By Gene Wang
Washington Post Staff Writer
Friday, December 31, 2010; D05
Even for a mostly untested team with an evolving roster, playing on the road wasn't supposed to be this dreadful for the Washington Wizards.
Yet here they are more than one-third into the season without a victory away from Verizon Center. Not only is Washington 0-15 on the road, but it's the last club without a road victory this season. Even the three teams with worse records overall than the Wizards, who opened last season winning at Dallas, can claim not just one but at least two road wins, and that includes last-place Sacramento.
"We're not pressing," said prized rookie point guard John Wall, who was three rebounds shy of his second triple-double of the season in Wednesday's 104-90 victory over visiting Indiana. "We try to move on game-by-game, but it's still in your head at the same time, that you haven't got a road win."
Wall finished with 10 points, 12 assists and 7 rebounds in his third game since returning from a bone bruise in his right knee that forced him to miss five games. The No. 1 overall pick played 35 minutes against the Pacers, well above his playing time in his two previous games. Wall played 27 minutes on Monday in Washington's 100-93 loss at Houston.
The Wizards (8-22) came tantalizingly close to their first road victory of the season against the Rockets, but they were unable to settle matters despite owning a 10-point lead with 10 minutes to play. Once that advantage evaporated, Washington found itself more than halfway to the NBA record for most road losses to start a season (29), prompting leading scorer Andray Blatche to say afterward: "We always collapse in the fourth quarter."
Heading into its next game Friday afternoon - again against Indiana, this time at Conseco Fieldhouse - the Wizards at least can be encouraged by their defiance down the stretch against the Pacers on Wednesday. Washington surged to a 17-point lead with 6 minutes 36 seconds to play on Wall's driving layup, but Indiana trimmed the deficit to eight points shortly thereafter, and it appeared as if another breakdown was at hand.
The Wizards instead scored eight consecutive points and the Pacers never got closer than 12 points the rest of the way. Guard Nick Young factored significantly in the fourth quarter, drawing two charging fouls and adding a steal that led to a three-pointer. Young finished with a game-high 25 points with nine rebounds, three assists and three steals in perhaps his most complete game since becoming the starter at shooting guard following the deal that sent Gilbert Arenas to Orlando for Rashard Lewis.
"We're in need of one," Young said of winning on the road. "And we're due for one because we've come close a lot of times, and hopefully we can get over this hump."
To do so, the Wizards can commit to memory the blueprint of the Pacers victory that not only featured timely scoring but also combative defense throughout, especially on center Roy Hibbert, who is enjoying the most productive season of his brief NBA career.
Washington center JaVale McGee was largely responsible for limiting the former Georgetown standout to five points, four rebounds and five personal fouls in a season-low 15 minutes. Entering Wednesday's game, Hibbert, in his third year in the league, was averaging 14 points and eight rebounds in nearly 30 minutes per game.
The Wizards, however, haven't played particularly well at Indiana. Last season they were 0-2 there, with losses by 16 and 14 points. Washington has not won at Indiana since April 18, 2007.
The Wizards also may be without Coach Flip Saunders for a second consecutive game. Saunders missed all team-related activity on Wednesday to attend to a family emergency, and it's uncertain if he will join the club in Indianapolis. Saunders again was absent from Thursday morning's practice at Verizon Center, leaving top assistant Randy Wittman to run the show. Wittman filled in for Saunders on Wednesday night, and he'll do so again if necessary on Friday.

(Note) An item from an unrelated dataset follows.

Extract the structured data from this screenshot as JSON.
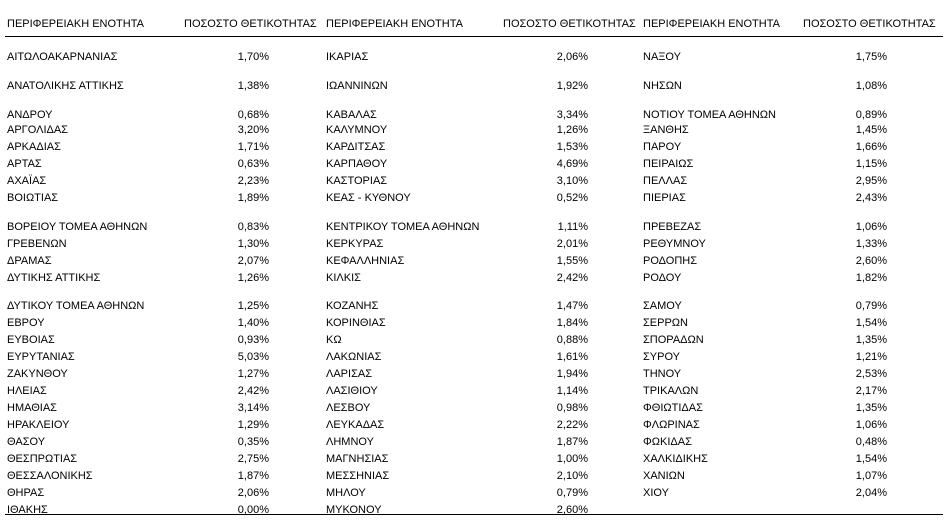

Wittman coached much of the game without the services of Kirk Hinrich, who left with a left thigh contusion after playing 12 minutes. Hinrich did not re-enter, and his status is day-to-day. Hinrich, averaging close to 35 minutes per game before the injury, had been starting at point guard while Wall was mending from his knee ailment.
"This game is going to be tough," said Blatche, who had 22 points, 11 rebounds and 4 assists on Wednesday. "We just got through playing them. It's going to come down to who wants it the most and who's going to work hardest."